On December 8, 1946, she took a bus to San Diego, not knowing where she would spend the night. She wanted to spend the night in a cinema; Cashier Dorothy French took pity on her and let her stay with her family in San Diego. On January 8, 1947, she wrote a letter to Gordon Fickling in which she said she wanted to go to Chicago with a certain Jack to become a model. That same day, the French family reportedly asked her to leave their home. She was hitchhiking and was picked up by Robert Manley. He took her to a café in San Diego and the two stayed at a hotel. He was asleep in bed, she was fully dressed in a chair because she wasn't feeling well. The next morning, Manley drove her back to Los Angeles, where he dropped off her suitcases with her at the bus depot. She said she wanted to meet her sister Virginia at the Biltmore Hotel downtown and then drive with her to Berkeley, where Virginia lived. None of this was true, Manley waited with her until around half past six in the evening. As the evening progressed, she left the hotel lobby. Three people said they saw her at a downtown cocktail bar that evening. What happened next remained unclear.

Contrary to persistent rumors, Elizabeth Short was never an actress and never appeared as an extra in a single film. The only possible connection to the film may have been an affair with director Orson Welles in 1946, but this has not been proven.

What happened to Elizabeth Short after she left the lobby of the Biltmore Hotel on the evening of January 9, 1947 is unclear.
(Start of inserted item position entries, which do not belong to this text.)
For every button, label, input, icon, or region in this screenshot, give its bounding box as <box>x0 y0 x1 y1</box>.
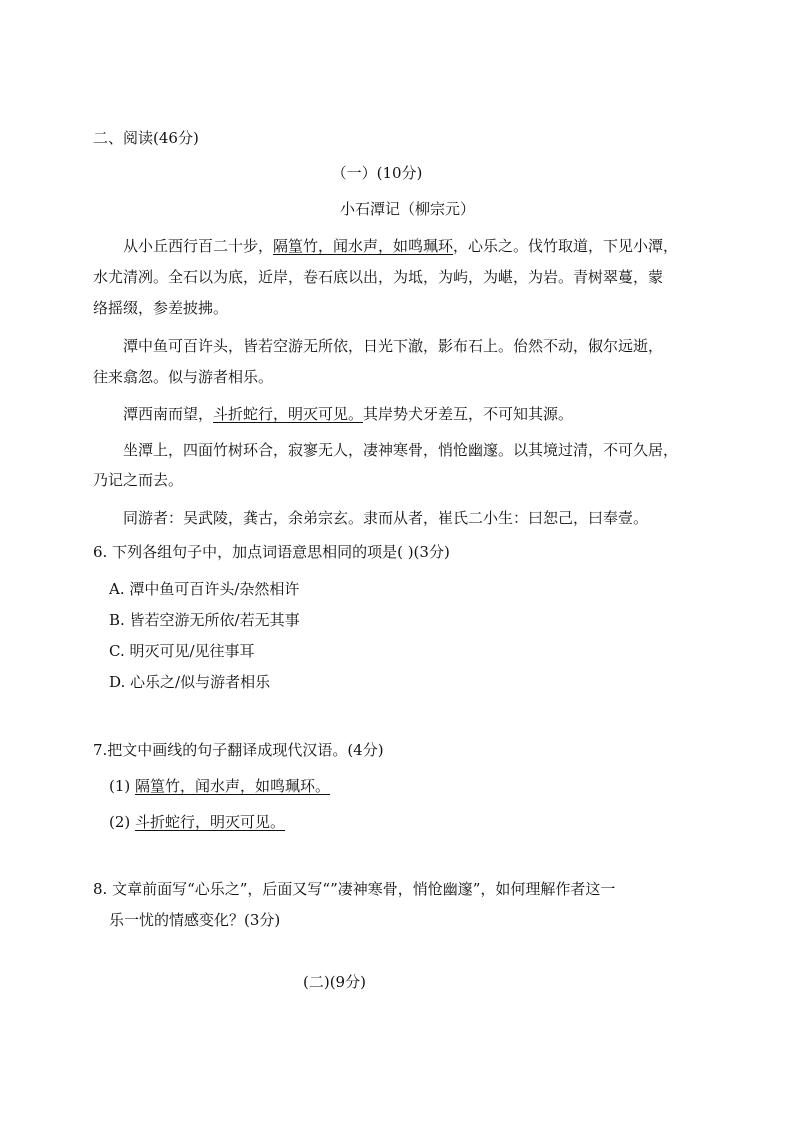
section-title: 二、阅读(46分) <box>93 129 199 147</box>
question-8-stem-line1: 8. 文章前面写“心乐之”，后面又写“”凄神寒骨，悄怆幽邃”，如何理解作者这一 <box>93 880 616 898</box>
question-8-stem-line2: 乐一忧的情感变化？(3分) <box>109 911 281 929</box>
question-6-option-b: B. 皆若空游无所依/若无其事 <box>109 611 300 629</box>
p3-text-b: 其岸势犬牙差互，不可知其源。 <box>363 405 574 423</box>
item-text: 斗折蛇行，明灭可见。 <box>135 813 286 831</box>
passage-p1-line1 <box>123 236 678 256</box>
question-7-item-2 <box>109 812 285 832</box>
question-7-stem: 7.把文中画线的句子翻译成现代汉语。(4分) <box>93 741 384 759</box>
underlined-sentence-1: 隔篁竹，闻水声，如鸣珮环 <box>273 237 454 255</box>
passage-p4-line1: 坐潭上，四面竹树环合，寂寥无人，凄神寒骨，悄怆幽邃。以其境过清，不可久居， <box>123 441 679 459</box>
question-7-item-1 <box>109 776 330 796</box>
item-text: 隔篁竹，闻水声，如鸣珮环。 <box>135 777 331 795</box>
question-6-stem: 6. 下列各组句子中，加点词语意思相同的项是( )(3分) <box>93 543 450 561</box>
item-number: (1) <box>109 777 131 795</box>
passage-p4-line2: 乃记之而去。 <box>93 471 184 489</box>
passage-p2-line2: 往来翕忽。似与游者相乐。 <box>93 368 274 386</box>
passage-p3 <box>123 404 573 424</box>
passage-p1-line3: 络摇缀，参差披拂。 <box>93 299 229 317</box>
item-number: (2) <box>109 813 131 831</box>
p1-text-b: ，心乐之。伐竹取道，下见小潭， <box>453 237 679 255</box>
p1-text-a: 从小丘西行百二十步， <box>123 237 274 255</box>
passage-title: 小石潭记（柳宗元） <box>340 200 476 218</box>
passage-p5: 同游者：吴武陵，龚古，余弟宗玄。隶而从者，崔氏二小生：曰恕己，曰奉壹。 <box>123 509 649 527</box>
underlined-sentence-2: 斗折蛇行，明灭可见。 <box>213 405 364 423</box>
question-6-option-c: C. 明灭可见/见往事耳 <box>109 642 255 660</box>
passage-p2-line1: 潭中鱼可百许头，皆若空游无所依，日光下澈，影布石上。佁然不动，俶尔远逝， <box>123 337 664 355</box>
question-6-option-a: A. 潭中鱼可百许头/杂然相许 <box>109 580 300 598</box>
question-6-option-d: D. 心乐之/似与游者相乐 <box>109 673 271 691</box>
passage-p1-line2: 水尤清冽。全石以为底，近岸，卷石底以出，为坻，为屿，为嵁，为岩。青树翠蔓，蒙 <box>93 268 664 286</box>
p3-text-a: 潭西南而望， <box>123 405 214 423</box>
part2-heading: (二)(9分) <box>303 973 366 991</box>
part1-heading: （一）(10分) <box>331 164 423 182</box>
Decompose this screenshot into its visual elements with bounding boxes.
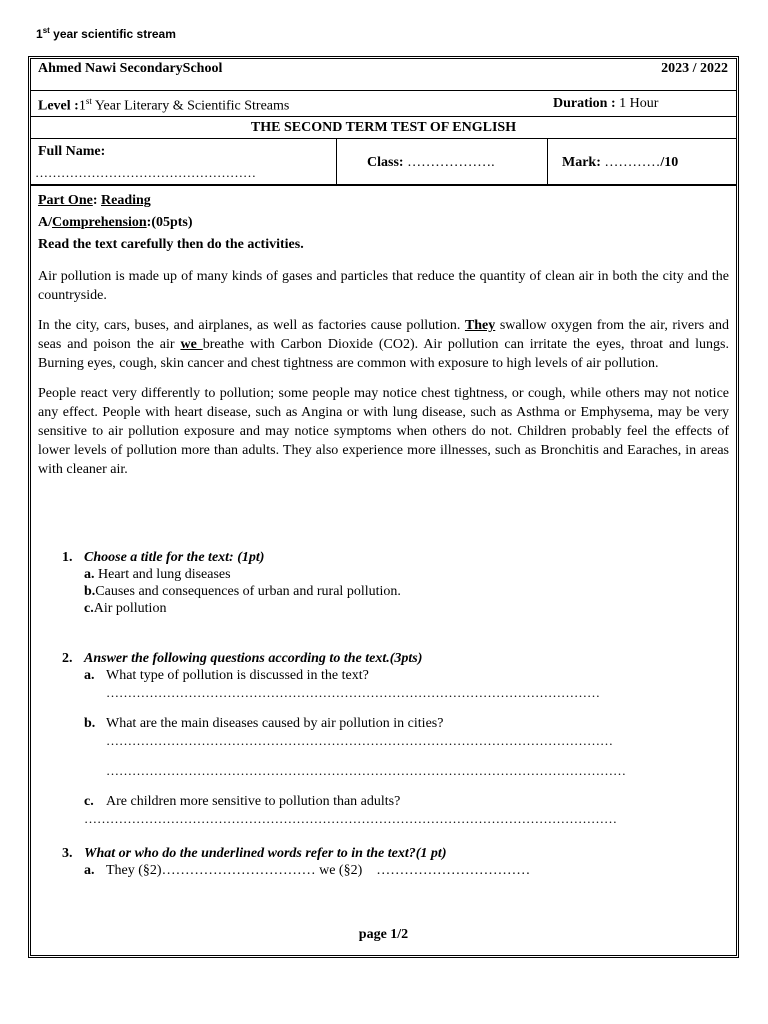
- exam-frame: [28, 56, 739, 958]
- mark-cell[interactable]: [548, 139, 736, 184]
- full-name-label: Full Name:: [38, 144, 106, 159]
- question-1-option-a: a. Heart and lung diseases: [84, 567, 231, 582]
- level-row: [31, 91, 736, 117]
- class-field: Class: ……………….: [367, 155, 495, 170]
- part-title: Part One: Reading: [38, 193, 151, 208]
- school-name: Ahmed Nawi SecondarySchool: [38, 61, 223, 76]
- school-row: [31, 59, 736, 91]
- question-1-option-b: b.Causes and consequences of urban and rural pollution.: [84, 584, 401, 599]
- question-1-option-c: c.Air pollution: [84, 601, 167, 616]
- paragraph-3: People react very differently to pollution; some people may notice chest tightness, or cough, while others may not notice any effect. People with heart disease, such as Angina or with lung disease, such as Asthma or Emphysema, may be very sensitive to air pollution exposure and may notice symptoms when others do not. Children probably feel the effects of lower levels of pollution more than adults. They also experience more illnesses, such as Bronchitis and Earaches, in areas with cleaner air.: [38, 386, 729, 477]
- page-number: page 1/2: [358, 927, 409, 942]
- test-title: THE SECOND TERM TEST OF ENGLISH: [31, 117, 736, 139]
- question-3-number: 3.: [62, 846, 73, 861]
- mark-field: Mark: …………/10: [562, 155, 679, 170]
- paragraph-1: Air pollution is made up of many kinds of gases and particles that reduce the quantity of clean air in both the city and the countryside.: [38, 269, 729, 303]
- question-2-number: 2.: [62, 651, 73, 666]
- class-cell[interactable]: [337, 139, 548, 184]
- instruction: Read the text carefully then do the activities.: [38, 237, 304, 252]
- question-2-title: Answer the following questions according to the text.(3pts): [84, 651, 423, 666]
- question-3-title: What or who do the underlined words refer to in the text?(1 pt): [84, 846, 447, 861]
- question-2-c: c. Are children more sensitive to pollution than adults?: [84, 794, 401, 809]
- question-1-number: 1.: [62, 550, 73, 565]
- duration-text: Duration : 1 Hour: [553, 96, 659, 111]
- question-3-a[interactable]: a. They (§2)…………………………… we (§2) ……………………………: [84, 863, 531, 878]
- answer-line-2b-1[interactable]: ………………………………………………………………………………………………………: [106, 733, 613, 748]
- comprehension-title: A/Comprehension:(05pts): [38, 215, 193, 230]
- full-name-cell[interactable]: [31, 139, 337, 184]
- answer-line-2c[interactable]: ……………………………………………………………………………………………………………: [84, 811, 617, 826]
- question-1-title: Choose a title for the text: (1pt): [84, 550, 265, 565]
- question-3: [84, 845, 734, 879]
- question-2-a: a. What type of pollution is discussed in the text?: [84, 668, 369, 683]
- question-2: [84, 650, 734, 827]
- stream-note: 1st year scientific stream: [36, 26, 176, 41]
- level-text: Level :1st Year Literary & Scientific Streams: [38, 96, 290, 114]
- answer-line-2a[interactable]: ……………………………………………………………………………………………………: [106, 685, 600, 700]
- student-info-row: [31, 139, 736, 186]
- question-1: [84, 549, 684, 617]
- question-2-b: b. What are the main diseases caused by air pollution in cities?: [84, 716, 444, 731]
- school-year: 2023 / 2022: [661, 61, 728, 76]
- paragraph-2: In the city, cars, buses, and airplanes, as well as factories cause pollution. They swallow oxygen from the air, rivers and seas and poison the air we breathe with Carbon Dioxide (CO2). Air pollution can irritate the eyes, throat and lungs. Burning eyes, cough, skin cancer and chest tightness are common with exposure to high levels of air pollution.: [38, 318, 729, 371]
- full-name-dots: ……………………………………………: [35, 165, 256, 180]
- reading-content: [38, 191, 729, 479]
- answer-line-2b-2[interactable]: …………………………………………………………………………………………………………: [106, 763, 626, 778]
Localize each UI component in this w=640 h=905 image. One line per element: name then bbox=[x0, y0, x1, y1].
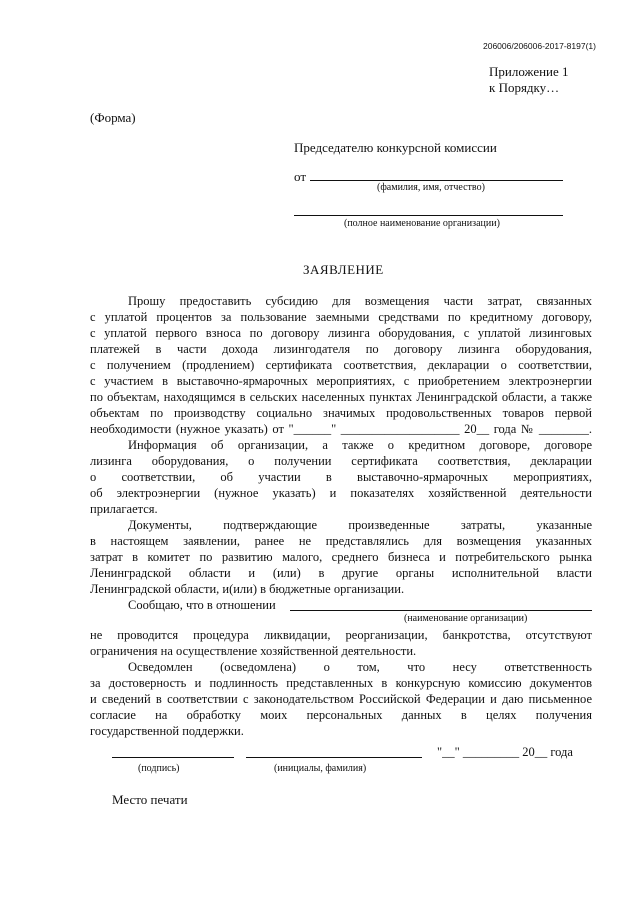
organization-field-line bbox=[294, 215, 563, 216]
paragraph4-line: не проводится процедура ликвидации, реорганизации, банкротства, отсутствуют bbox=[90, 628, 592, 642]
paragraph4-line: ограничения на осуществление хозяйственной деятельности. bbox=[90, 644, 417, 658]
addressee-title: Председателю конкурсной комиссии bbox=[294, 140, 497, 155]
form-label: (Форма) bbox=[90, 110, 136, 125]
paragraph2-line: лизинга оборудования, о получении сертификата соответствия, декларации bbox=[90, 454, 592, 468]
paragraph1-line: с участием в выставочно-ярмарочных мероприятиях, с приобретением электроэнергии bbox=[90, 374, 592, 388]
from-prefix: от bbox=[294, 169, 307, 184]
paragraph1-line: с уплатой первого взноса по договору лизинга оборудования, с уплатой лизинговых bbox=[90, 326, 592, 340]
paragraph1-line: с уплатой процентов за пользование заемными средствами по кредитному договору, bbox=[90, 310, 592, 324]
appendix-reference: к Порядку… bbox=[489, 80, 560, 95]
paragraph5-line: и сведений в соответствии с законодательством Российской Федерации и даю письменное bbox=[90, 692, 592, 706]
organization-caption: (полное наименование организации) bbox=[344, 218, 500, 229]
initials-caption: (инициалы, фамилия) bbox=[274, 763, 367, 774]
signature-date: "__" _________ 20__ года bbox=[437, 745, 573, 759]
organization-name-caption: (наименование организации) bbox=[404, 613, 528, 624]
paragraph1-line: по объектам, находящимся в сельских населенных пунктах Ленинградской области, а также bbox=[90, 390, 592, 404]
paragraph1-line: Прошу предоставить субсидию для возмещения части затрат, связанных bbox=[128, 294, 592, 308]
paragraph3-line: затрат в комитет по развитию малого, среднего бизнеса и потребительского рынка bbox=[90, 550, 592, 564]
paragraph4-lead: Сообщаю, что в отношении bbox=[128, 598, 276, 612]
paragraph1-line: необходимости (нужное указать) от "______" ___________________ 20__ года № ________. bbox=[90, 422, 592, 436]
paragraph5-line: согласие на обработку моих персональных данных в целях получения bbox=[90, 708, 592, 722]
paragraph5-line: государственной поддержки. bbox=[90, 724, 244, 738]
paragraph3-line: в настоящем заявлении, ранее не представлялись для возмещения указанных bbox=[90, 534, 592, 548]
paragraph2-line: прилагается. bbox=[90, 502, 158, 516]
name-field-line bbox=[310, 180, 563, 181]
document-title: ЗАЯВЛЕНИЕ bbox=[303, 262, 384, 277]
paragraph2-line: об электроэнергии (нужное указать) и показателях хозяйственной деятельности bbox=[90, 486, 592, 500]
paragraph1-line: с получением (продлением) сертификата соответствия, декларации о соответствии, bbox=[90, 358, 592, 372]
paragraph2-line: Информация об организации, а также о кредитном договоре, договоре bbox=[128, 438, 592, 452]
paragraph3-line: Документы, подтверждающие произведенные затраты, указанные bbox=[128, 518, 592, 532]
signature-caption: (подпись) bbox=[138, 763, 180, 774]
paragraph3-line: Ленинградской области, и(или) в бюджетные организации. bbox=[90, 582, 405, 596]
organization-name-line bbox=[290, 610, 592, 611]
paragraph3-line: Ленинградской области и (или) в другие органы исполнительной власти bbox=[90, 566, 592, 580]
signature-line bbox=[112, 757, 234, 758]
paragraph1-line: объектам по производству социально значимых продовольственных товаров первой bbox=[90, 406, 592, 420]
paragraph2-line: о соответствии, об участии в выставочно-ярмарочных мероприятиях, bbox=[90, 470, 592, 484]
paragraph5-line: за достоверность и подлинность представленных в конкурсную комиссию документов bbox=[90, 676, 592, 690]
paragraph5-line: Осведомлен (осведомлена) о том, что несу ответственность bbox=[128, 660, 592, 674]
seal-place: Место печати bbox=[112, 792, 188, 807]
document-id: 206006/206006-2017-8197(1) bbox=[483, 41, 596, 51]
paragraph1-line: платежей в части дохода лизингодателя по договору лизинга оборудования, bbox=[90, 342, 592, 356]
appendix-label: Приложение 1 bbox=[489, 64, 569, 79]
initials-line bbox=[246, 757, 422, 758]
name-caption: (фамилия, имя, отчество) bbox=[377, 182, 485, 193]
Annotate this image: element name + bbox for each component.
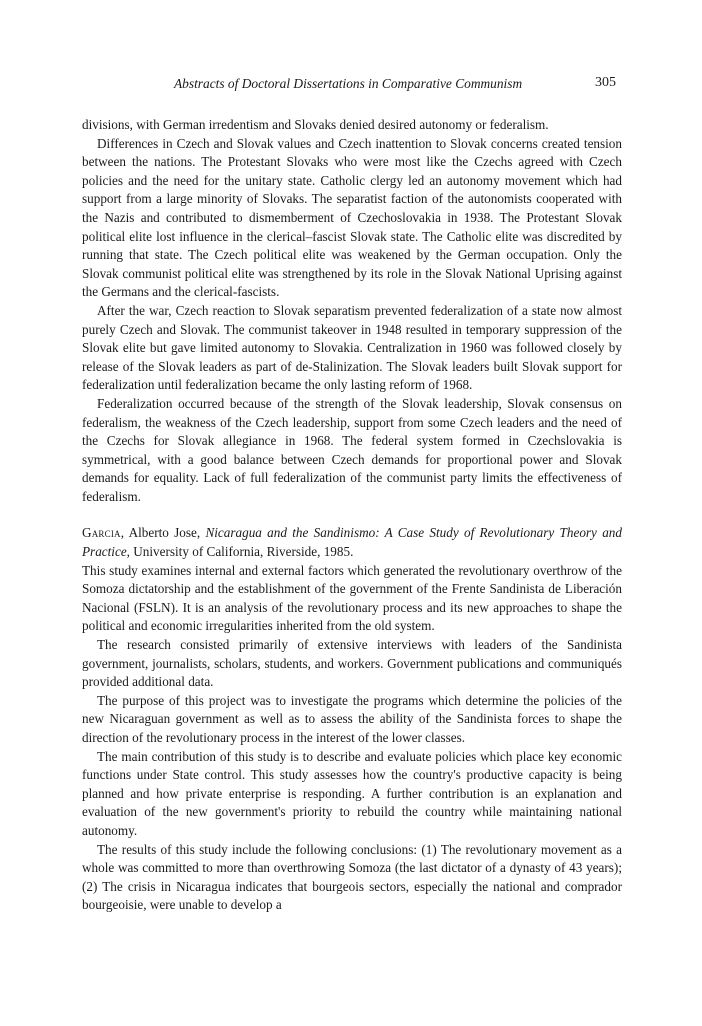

The only thing that is certain is that she was found dead in a meadow in the south of Los Angeles on the morning of January 15, 1947 by a woman and her daughter on their way to the cobbler. She was naked, cut apart at the waist, her vagina and one of her breasts mutilated and the corners of her mouth slashed down to her cheekbones in the shape of a Glasgow Smile. Her murderer could never be identified, even though the case had aroused great interest in the media and the public, and even though every investigator seriously interested in solving this case must have had the impression that the massive mutilation of her female sexuality and beauty was clearly due to let a former and/or spurned lover or admirer be concluded as the perpetrator. Such acts of relationship are now known as so-called elimination killings.

The fate of Elizabeth Short was also circulated as a warning - the story of an easy-going young woman who went to Hollywood in the hope of a career as an actress and met a terrible end there.